As an example, for ForestBeehive apiary located in Maine Zone 5, it would have been impossible to practice natural beekeeping IF we purchased packages of nucs of Southern-raised bees. Such bees are used to a completely different climate and keeping them in Maine would have required considerable human intervention (sugar-feedings, medications) outside of the realm of natural beekeeping.

The absolotely best way to get the locally-adapted bees is by catching local swarms (see our swarm traps). Another option is getting locally overwintered bees. Yet another option is making natural splits.

Natural Beekeepers vs Conventional Beekeepers

Natural Beekeepers
  • Natural Beekeepers do not feed the bees with sugar syrup - there's not enough nutrients in sugar! Natural beekeepers tend to leave sufficient honey resources to the bees but in rare cases of bee colonies with no resources, the usual feeding is: 1/2 honey from the verified source and 1/2 water.
  • Natural Beekeepers tend to use locally adapted survivor honeybee colonies that have already learned on their own how to naturally coexist with varroa mites, hive beetles, etc. and survive and prosper without human intervention. For that reason, natural beekeepers either use no treatments at all or in case the bees' genetics are unknown, use non-chemical preemptive treatments with the least intervention such as timely Brood Cycle Interruption with Trapping Comb.
  • Natural beekeepers tend to keep smaller apiaries in the areas far removed from agricultural pesticide pollution where the bees can freely forage on their own in forests and meadows. Per advice of Lazutin in his influential book on natural beekeeping "Keeping Bees with the Smile", each bee colony needs a good forageable area with at least an acre of Spring-to-Fall rich nectar resources.

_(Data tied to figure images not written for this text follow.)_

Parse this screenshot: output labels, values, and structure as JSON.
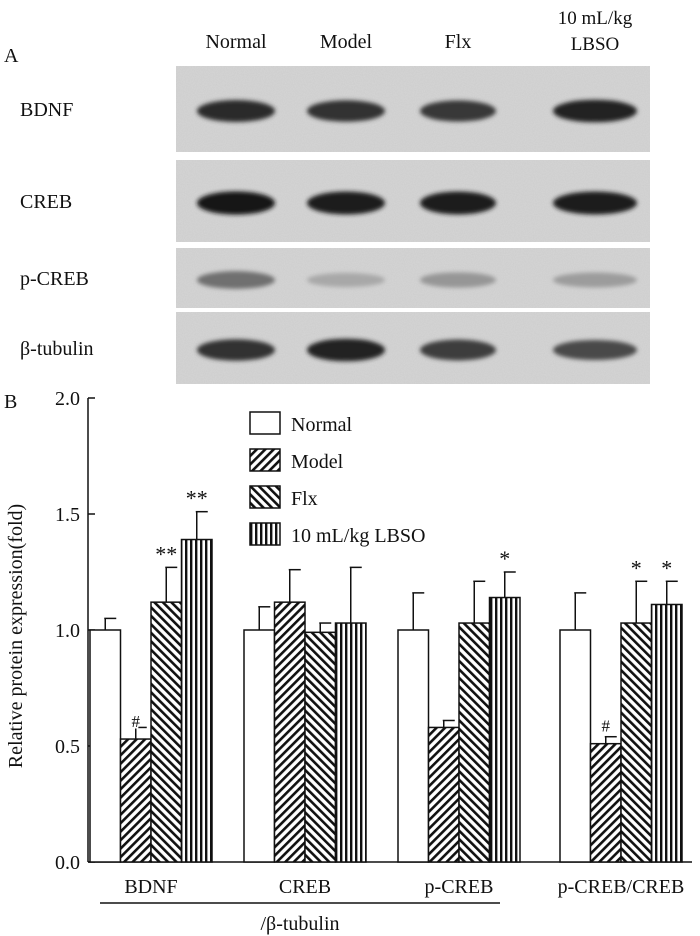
{
  "panel_a": {
    "label": "A",
    "lanes": [
      "Normal",
      "Model",
      "Flx"
    ],
    "lane_last_line1": "10 mL/kg",
    "lane_last_line2": "LBSO",
    "rows": [
      {
        "name": "BDNF",
        "intensity": [
          0.85,
          0.82,
          0.8,
          0.9
        ]
      },
      {
        "name": "CREB",
        "intensity": [
          0.95,
          0.92,
          0.92,
          0.92
        ]
      },
      {
        "name": "p-CREB",
        "intensity": [
          0.55,
          0.3,
          0.38,
          0.35
        ]
      },
      {
        "name": "β-tubulin",
        "intensity": [
          0.82,
          0.9,
          0.78,
          0.72
        ]
      }
    ]
  },
  "chart_data": {
    "type": "bar",
    "panel_label": "B",
    "ylabel": "Relative protein expression(fold)",
    "ylim": [
      0,
      2.0
    ],
    "yticks": [
      "0.0",
      "0.5",
      "1.0",
      "1.5",
      "2.0"
    ],
    "categories": [
      "BDNF",
      "CREB",
      "p-CREB",
      "p-CREB/CREB"
    ],
    "group_note": "/β-tubulin",
    "series": [
      {
        "name": "Normal",
        "pattern": "none",
        "values": [
          1.0,
          1.0,
          1.0,
          1.0
        ],
        "errors": [
          0.05,
          0.1,
          0.16,
          0.16
        ],
        "annotations": [
          "",
          "",
          "",
          ""
        ]
      },
      {
        "name": "Model",
        "pattern": "hatch-right",
        "values": [
          0.53,
          1.12,
          0.58,
          0.51
        ],
        "errors": [
          0.05,
          0.14,
          0.03,
          0.03
        ],
        "annotations": [
          "#",
          "",
          "",
          "#"
        ]
      },
      {
        "name": "Flx",
        "pattern": "hatch-left",
        "values": [
          1.12,
          0.99,
          1.03,
          1.03
        ],
        "errors": [
          0.15,
          0.04,
          0.18,
          0.18
        ],
        "annotations": [
          "**",
          "",
          "",
          "*"
        ]
      },
      {
        "name": "10 mL/kg LBSO",
        "pattern": "vertical",
        "values": [
          1.39,
          1.03,
          1.14,
          1.11
        ],
        "errors": [
          0.12,
          0.24,
          0.11,
          0.1
        ],
        "annotations": [
          "**",
          "",
          "*",
          "*"
        ]
      }
    ],
    "legend_position": "top-center"
  }
}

    Conventional Beekeepers
  • Conventional beekeepers tend to feed the bees with sugar syrup or corn syrup
  • As opposed to natural beekeepers, conventional beekeepers use commercially available semi-domesticated 'gentle and productive' honeybees (Italians, Corniolans, Saskatraz, Russians, etc.) that are not locally adapted and, therefore, require frequent human interventions and treatments such as chemical treatments, acid treatments, essential oil treatments, etc.
  • Conventional beekeepers tend to keep larger apiaries, often located close to agricultural areas with considerable exposure to multiple agrochemicals. See USDA study on pesticide/fungicide residues in honey from conventionally managed apiaries.